Несколько мгновений прошло в неловком молчании; затем Мадлен заговорила снова, тоном вполне непринужденным и очень мягко:
– У вас несчастливый и трудный характер. Понять вас нелегко, помочь вам еще тяжелее. И хотелось бы подбодрить вас, поддержать, иной раз даже пожалеть, но стоит начать расспросы, и вы уходите в себя.
– Но что могу я сказать вам? Разве что одно; тот, в кого вы верите, вряд ли изумит мир и, боюсь, обманет лестные надежды друзей.
– Но почему вы полагаете, что обманете надежды тех, кто желает вам будущего, достойного вас? – продолжала Мадлен, которая, ступив на почву, казавшуюся ей более надежной, почувствовала себя вполне уверенно.
– О, по очень простой причине: я не честолюбив.
– А эти вспышки трудолюбия, такое славное пламя?
– Оно полыхает какое-то время, горит очень жарко, но быстро гаснет. Все это продлится еще несколько лет, а затем, когда иллюзии рассеются и молодость пройдет, я увижу ясно, что настало время, когда нельзя долее обманывать себя и других. Тогда я заживу той жизнью, которая одна только и подходит мне – приятной жизнью дилетанта где-нибудь в глухом провинциальном углу, где меня не достанут ни соблазны Парижа, ни сожаления о нем. Моя духовная жизнь сведется к восхищению чужим гением или талантом, и этого с избытком довольно, чтобы занять досуги человека, который ни на что не претендует, но не лишен разума.

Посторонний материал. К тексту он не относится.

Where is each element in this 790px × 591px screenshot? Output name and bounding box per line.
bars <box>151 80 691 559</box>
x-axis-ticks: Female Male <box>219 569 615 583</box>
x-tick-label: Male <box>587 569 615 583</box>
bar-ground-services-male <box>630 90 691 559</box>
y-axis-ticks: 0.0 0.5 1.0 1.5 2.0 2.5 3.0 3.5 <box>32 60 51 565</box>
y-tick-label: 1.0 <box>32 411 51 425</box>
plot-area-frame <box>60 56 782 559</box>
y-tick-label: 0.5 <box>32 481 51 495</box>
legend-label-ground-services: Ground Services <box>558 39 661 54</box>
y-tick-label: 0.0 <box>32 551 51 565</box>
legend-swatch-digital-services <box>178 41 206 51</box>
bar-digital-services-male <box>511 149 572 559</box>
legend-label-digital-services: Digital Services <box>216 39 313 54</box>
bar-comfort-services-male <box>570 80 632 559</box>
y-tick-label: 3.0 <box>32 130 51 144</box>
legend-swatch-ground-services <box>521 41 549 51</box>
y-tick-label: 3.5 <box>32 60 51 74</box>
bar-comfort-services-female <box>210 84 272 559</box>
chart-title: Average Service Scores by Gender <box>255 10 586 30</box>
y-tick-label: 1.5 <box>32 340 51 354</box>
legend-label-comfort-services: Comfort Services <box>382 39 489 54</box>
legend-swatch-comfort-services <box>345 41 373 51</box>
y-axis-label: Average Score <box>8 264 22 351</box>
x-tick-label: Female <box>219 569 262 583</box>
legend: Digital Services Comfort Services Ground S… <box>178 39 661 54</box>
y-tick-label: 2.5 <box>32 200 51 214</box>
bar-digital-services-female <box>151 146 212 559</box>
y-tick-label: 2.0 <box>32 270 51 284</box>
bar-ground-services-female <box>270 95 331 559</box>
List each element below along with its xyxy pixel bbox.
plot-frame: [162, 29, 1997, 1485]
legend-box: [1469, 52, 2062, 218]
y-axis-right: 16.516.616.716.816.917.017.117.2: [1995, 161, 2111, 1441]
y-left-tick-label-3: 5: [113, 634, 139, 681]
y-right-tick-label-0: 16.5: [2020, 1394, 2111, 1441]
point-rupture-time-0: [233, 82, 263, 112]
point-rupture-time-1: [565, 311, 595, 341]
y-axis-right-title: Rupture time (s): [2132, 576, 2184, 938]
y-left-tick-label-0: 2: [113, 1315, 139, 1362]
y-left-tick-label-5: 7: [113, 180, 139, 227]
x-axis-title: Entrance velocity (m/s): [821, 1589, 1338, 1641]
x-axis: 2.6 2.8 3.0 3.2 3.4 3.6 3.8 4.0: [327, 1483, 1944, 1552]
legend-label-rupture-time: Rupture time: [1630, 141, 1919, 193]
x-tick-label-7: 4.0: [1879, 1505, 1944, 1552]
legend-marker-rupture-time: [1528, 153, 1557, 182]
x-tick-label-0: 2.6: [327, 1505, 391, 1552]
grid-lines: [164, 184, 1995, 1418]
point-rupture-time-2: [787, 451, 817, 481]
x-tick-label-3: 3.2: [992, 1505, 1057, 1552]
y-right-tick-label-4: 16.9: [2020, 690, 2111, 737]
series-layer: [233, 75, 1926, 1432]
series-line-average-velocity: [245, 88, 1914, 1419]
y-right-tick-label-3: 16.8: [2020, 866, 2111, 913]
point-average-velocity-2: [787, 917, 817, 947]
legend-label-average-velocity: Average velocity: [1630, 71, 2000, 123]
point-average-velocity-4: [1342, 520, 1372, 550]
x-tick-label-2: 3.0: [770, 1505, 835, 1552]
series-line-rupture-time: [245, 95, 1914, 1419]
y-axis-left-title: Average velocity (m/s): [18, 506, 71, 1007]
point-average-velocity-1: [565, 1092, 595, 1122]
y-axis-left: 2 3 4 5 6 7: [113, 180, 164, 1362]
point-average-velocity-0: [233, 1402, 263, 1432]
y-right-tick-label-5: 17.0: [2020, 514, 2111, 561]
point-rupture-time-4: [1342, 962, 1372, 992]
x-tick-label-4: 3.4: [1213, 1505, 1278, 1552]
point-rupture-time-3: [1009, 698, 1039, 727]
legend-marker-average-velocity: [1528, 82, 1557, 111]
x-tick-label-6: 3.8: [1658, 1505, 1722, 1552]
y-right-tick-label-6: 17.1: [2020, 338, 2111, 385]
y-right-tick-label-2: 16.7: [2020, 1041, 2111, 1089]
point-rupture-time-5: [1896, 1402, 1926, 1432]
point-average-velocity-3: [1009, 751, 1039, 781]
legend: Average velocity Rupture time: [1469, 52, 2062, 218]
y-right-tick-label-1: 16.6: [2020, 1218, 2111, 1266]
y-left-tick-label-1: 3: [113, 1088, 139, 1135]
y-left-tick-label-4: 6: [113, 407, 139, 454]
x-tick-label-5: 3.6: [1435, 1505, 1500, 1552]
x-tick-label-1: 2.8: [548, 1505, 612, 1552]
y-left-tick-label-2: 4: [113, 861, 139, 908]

– То, что вы говорите, ни с чем не сообразно, – возразила с пылкостью Мадлен, – вам доставляет удовольствие мучить тех, кто вас ценит. Это неправда.
– Чистейшая правда, клянусь вам. Я говорил вам не так давно, что во мне теплится стремление – не завоевать себе имя, нет, в этом я не вижу смысла – а созидать, ибо лишь созидание, на мой взгляд, может оправдать нашу жалкую жизнь. Я говорил об этом и попытаюсь сделать что могу; но, заметьте, не ради своего мужского достоинства, удовольствия или тщеславия, не во имя человечества или самого себя, а только для того, чтобы освободить мозг от лишней обузы.